Mud, Magic and Manifestation: 
Natural Building and Magic Workshop for Women

May 29-31, 2009

With Starhawk & Sage Mata

Cazadero, N. California



Including

NATURAL BUILDING, MAGIC & RITUAL, LIGHT STRAW CLAY, WADDLE ‘N AUB, COB, NATURAL PLASTERS, HANDS-ON ACTION-LEARNING, SONG, CIRCLES FOR WOMEN

Course Description

Get down, get dirty and get covered in mud in the beautiful Cazadero Hills, for a magical weekend learning the ancient building skills of our ancestors.  We’ll work with cob—sculpted clay, sand and straw, as well as light straw clay, waddle and daub, and natural plasters to learn practical skills we can use in building low-cost, low-carbon, beautiful structures from the Earth.   We’ll learn truly down-to-earth skills and share ritual celebration,  empowering ourselves to create shelter and spaces, within and without.  And as a circle of women, we will support one another to be strong, creative, and empowered to manifest our visions and make our dreams real!

Course Details

The magic and power of how to create, both visible and invisible, is part of the life-giving powers that we, as women all carry within us.  This Women’s Weekend Workshop will explore different ways of building homes, sisterhoods, and our lives.  In this Introduction to Natural Building workshop, we will discuss theory of Natural Building and mostly get real, hands-on experience working with several different techniques, including: cob, light-straw-clay, waddle and daub, green retrofitting and finish plasters.  We will learn how we can care for the Earth and for ourselves through the structures in which we dwell – living with a big heart but yet a small footprint!  And throughout the weekend we will integrate ritual, magic, and celebration in a sacred circle of women.  From dancing in the mud, sculpting out of the Earth, and dancing in spirals, this course will have the power to change our lives and manifest our dreams!

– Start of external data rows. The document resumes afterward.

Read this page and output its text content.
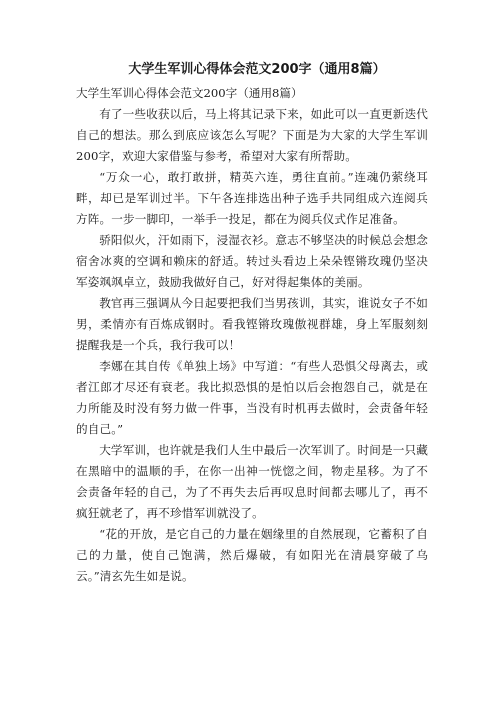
大学生军训心得体会范文200字（通用8篇）

大学生军训心得体会范文200字（通用8篇）

有了一些收获以后，马上将其记录下来，如此可以一直更新迭代自己的想法。那么到底应该怎么写呢？下面是为大家的大学生军训200字，欢迎大家借鉴与参考，希望对大家有所帮助。

“万众一心，敢打敢拼，精英六连，勇往直前。”连魂仍萦绕耳畔，却已是军训过半。下午各连排选出种子选手共同组成六连阅兵方阵。一步一脚印，一举手一投足，都在为阅兵仪式作足准备。

骄阳似火，汗如雨下，浸湿衣衫。意志不够坚决的时候总会想念宿舍冰爽的空调和赖床的舒适。转过头看边上朵朵铿锵玫瑰仍坚决军姿飒飒卓立，鼓励我做好自己，好对得起集体的美丽。

教官再三强调从今日起要把我们当男孩训，其实，谁说女子不如男，柔情亦有百炼成钢时。看我铿锵玫瑰傲视群雄，身上军服刻刻提醒我是一个兵，我行我可以！

李娜在其自传《单独上场》中写道：“有些人恐惧父母离去，或者江郎才尽还有衰老。我比拟恐惧的是怕以后会抱怨自己，就是在力所能及时没有努力做一件事，当没有时机再去做时，会责备年轻的自己。”

大学军训，也许就是我们人生中最后一次军训了。时间是一只藏在黑暗中的温顺的手，在你一出神一恍惚之间，物走星移。为了不会责备年轻的自己，为了不再失去后再叹息时间都去哪儿了，再不疯狂就老了，再不珍惜军训就没了。

“花的开放，是它自己的力量在姻缘里的自然展现，它蓄积了自己的力量，使自己饱满，然后爆破，有如阳光在清晨穿破了乌云。”清玄先生如是说。
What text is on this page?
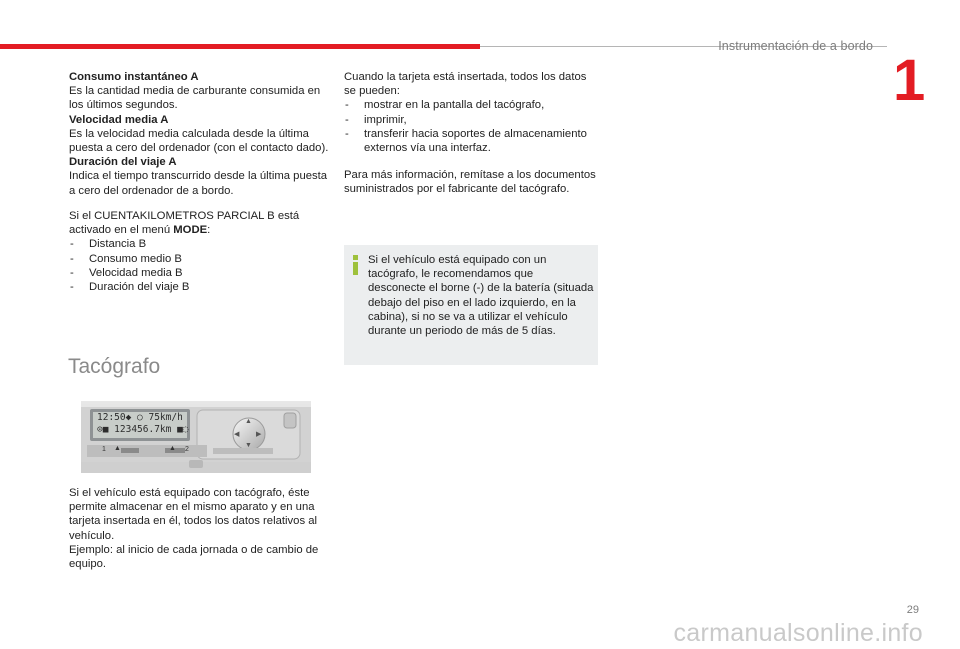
Instrumentación de a bordo
1

Consumo instantáneo A

Es la cantidad media de carburante consumida en los últimos segundos.

Velocidad media A

Es la velocidad media calculada desde la última puesta a cero del ordenador (con el contacto dado).

Duración del viaje A

Indica el tiempo transcurrido desde la última puesta a cero del ordenador de a bordo.

Si el CUENTAKILOMETROS PARCIAL B está activado en el menú MODE:

- Distancia B
- Consumo medio B
- Velocidad media B
- Duración del viaje B
Tacógrafo
12:50◆ ○ 75km/h
⊙■ 123456.7km ■◌
1 ▲	▲ 2
▲
▼
◀ ▶

Si el vehículo está equipado con tacógrafo, éste permite almacenar en el mismo aparato y en una tarjeta insertada en él, todos los datos relativos al vehículo.

Ejemplo: al inicio de cada jornada o de cambio de equipo.

Cuando la tarjeta está insertada, todos los datos se pueden:

- mostrar en la pantalla del tacógrafo,
- imprimir,
- transferir hacia soportes de almacenamiento externos vía una interfaz.

Para más información, remítase a los documentos suministrados por el fabricante del tacógrafo.

Si el vehículo está equipado con un tacógrafo, le recomendamos que desconecte el borne (-) de la batería (situada debajo del piso en el lado izquierdo, en la cabina), si no se va a utilizar el vehículo durante un periodo de más de 5 días.
29
carmanualsonline.info
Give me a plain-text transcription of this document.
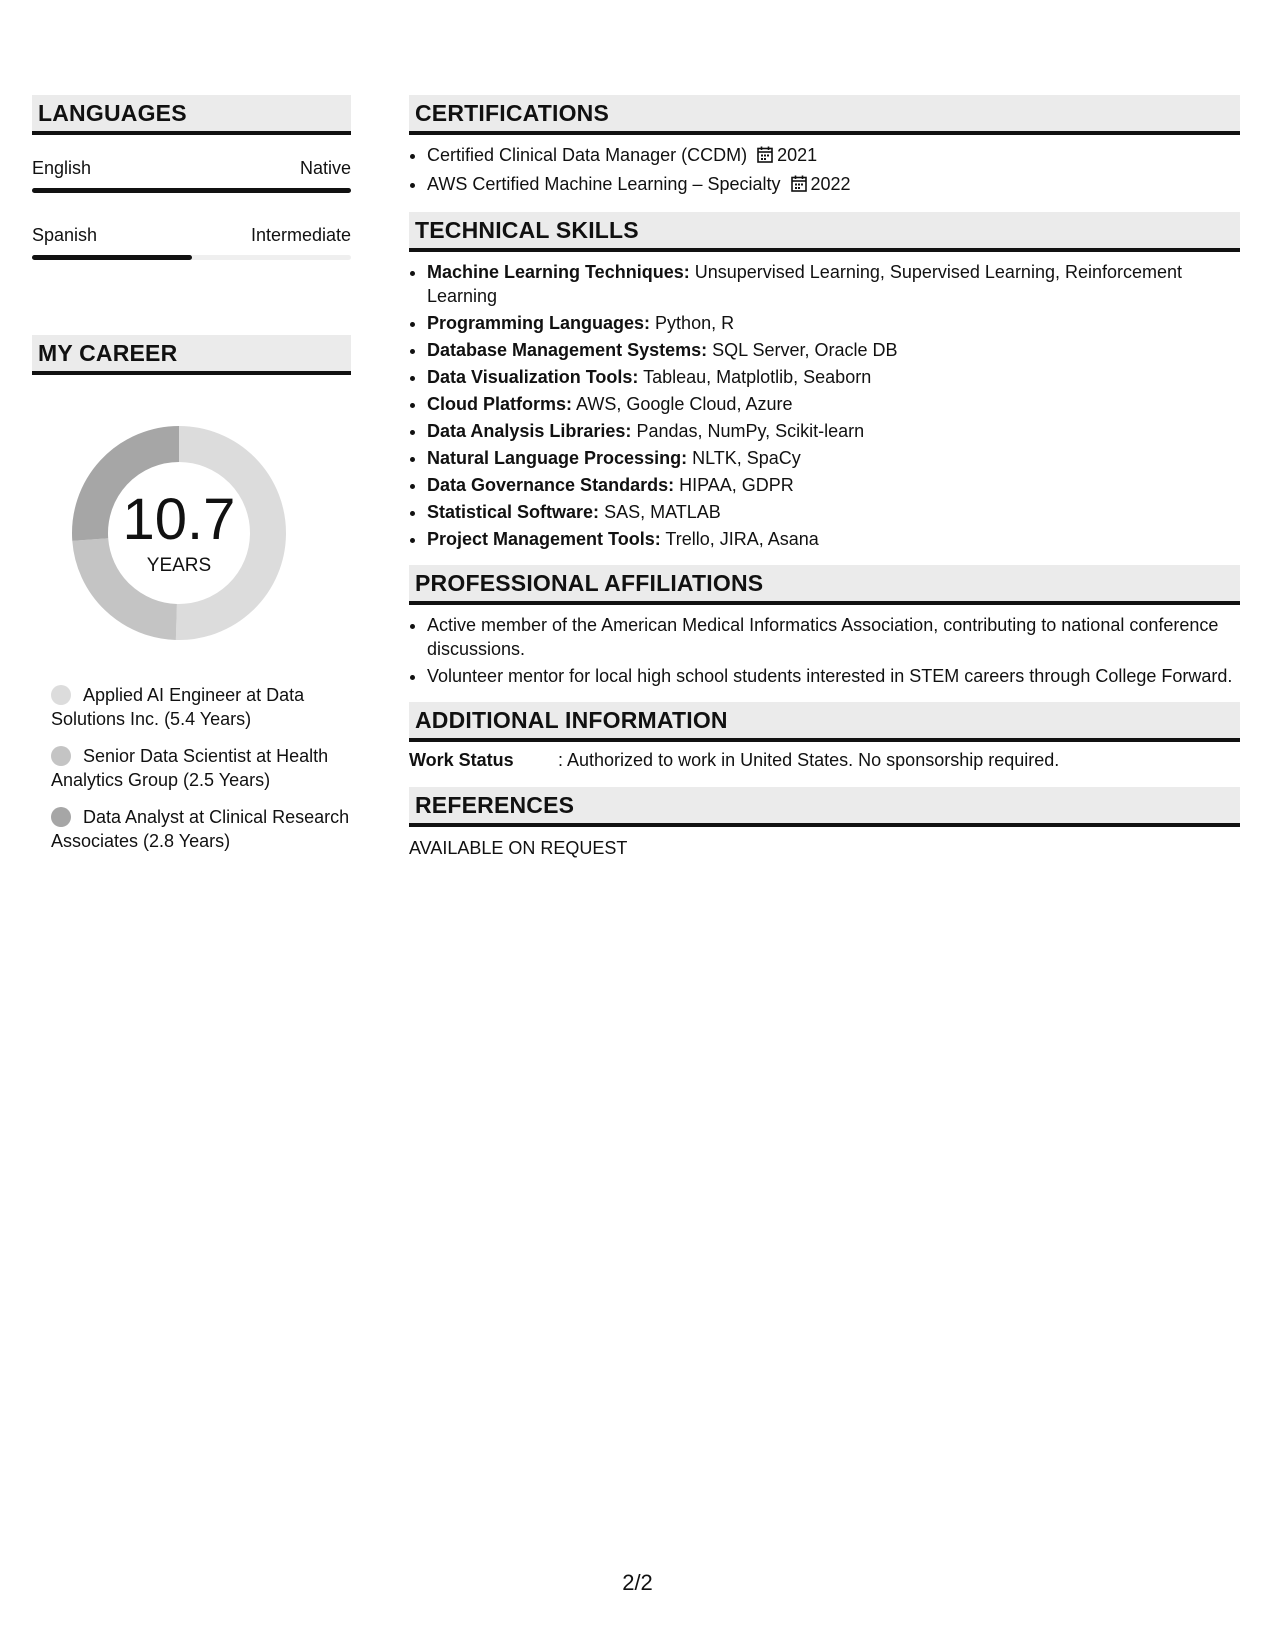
LANGUAGES
English	Native
Spanish	Intermediate
MY CAREER
10.7
YEARS
Applied AI Engineer at Data Solutions Inc. (5.4 Years)
Senior Data Scientist at Health Analytics Group (2.5 Years)
Data Analyst at Clinical Research Associates (2.8 Years)
CERTIFICATIONS
• Certified Clinical Data Manager (CCDM) 2021
• AWS Certified Machine Learning – Specialty 2022
TECHNICAL SKILLS
• Machine Learning Techniques: Unsupervised Learning, Supervised Learning, Reinforcement Learning
• Programming Languages: Python, R
• Database Management Systems: SQL Server, Oracle DB
• Data Visualization Tools: Tableau, Matplotlib, Seaborn
• Cloud Platforms: AWS, Google Cloud, Azure
• Data Analysis Libraries: Pandas, NumPy, Scikit-learn
• Natural Language Processing: NLTK, SpaCy
• Data Governance Standards: HIPAA, GDPR
• Statistical Software: SAS, MATLAB
• Project Management Tools: Trello, JIRA, Asana
PROFESSIONAL AFFILIATIONS
• Active member of the American Medical Informatics Association, contributing to national conference discussions.
• Volunteer mentor for local high school students interested in STEM careers through College Forward.
ADDITIONAL INFORMATION
Work Status	: Authorized to work in United States. No sponsorship required.
REFERENCES
AVAILABLE ON REQUEST
2/2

Facilitators & Instructors

Starhawk


Starhawk is a committed global justice activist, organizer, speaker, teacher, and the author or coauthor of ten books. Starhawk is founder of Earth Activist Training, and travels internationally teaching magic, the tools of ritual, and the skills of activism for diverse groups, communities and audiences. Starhawk is perhaps best known as an articulate voice in the revival of earth-based spirituality and Goddess religion. Besides her inspiring, much-read books, she is a cofounder of Reclaiming, an activist branch of modern Pagan religion, and continues to work closely with the Reclaiming community. Her works include The Spiral Dance, long considered the essential text for the Neo-Pagan movement, and the now-classic ecotopian novel, The Fifth Sacred Thing . A personal favorite is award-winning Webs of Power: Notes from the Global Uprising. Starhawk's latest book is The Earth Path: Grounding Your Spirit in the Rhythms of Nature. Starhawk's books have been translated into many languages, while her essays are reprinted across the world, and have been included in numerous anthologies. Her writing is influential and has been quoted by many hundreds of other authors, from magazines to trade and academic press. Her books are often used in college curriculums.


Sage Mata


Sage is a permaculture designer, earthen builder, gardener, teacher and community organizer passioned by her love of the Earth.  With nature and community as her teachers and inspiration, she spreads her laughter and light as she works to reflect the harmonious and regenerative patterns of nature into human design systems. She earned a Bachelor’s degree of Ecopsychology at the University of California, Santa Cruz, where she taught a UCSC course of Ecopsychology and Social Change and co-facilitated a UCSC cob bench building workshop in 2004.  She received her Permaculture Design Cerificate in 2004 through the Earth Activist Training (www.earthactivisttraining.org) and has then been involved in various permaculture projects from British Colombia to Argentina.  She worked as a natural building site leader at O.U.R Ecovillage (www.ourecovillage.org) and co-manager of the bountiful gardens at GingerHill farm/retreat center on the Big Island of Hawai’i (www.gingerhillfarm.com).  Emily has worked for several organizations, such as the Homeless Garden Project (www.homelessgardenproject.org) and the Garden Path Project of Berkeley Youth Alternatives (www.byaonline.org/heat).  Sage has recently completed a Permaculture Teacher’s Training Course at the Bullock’s Homestead, WA. Currently, she is an associate of Gaia University, earning her Master’s in Integrative EcoSocial Design, where she is studying action-learning as a system to integrate patterns of consciousness and the development of culture.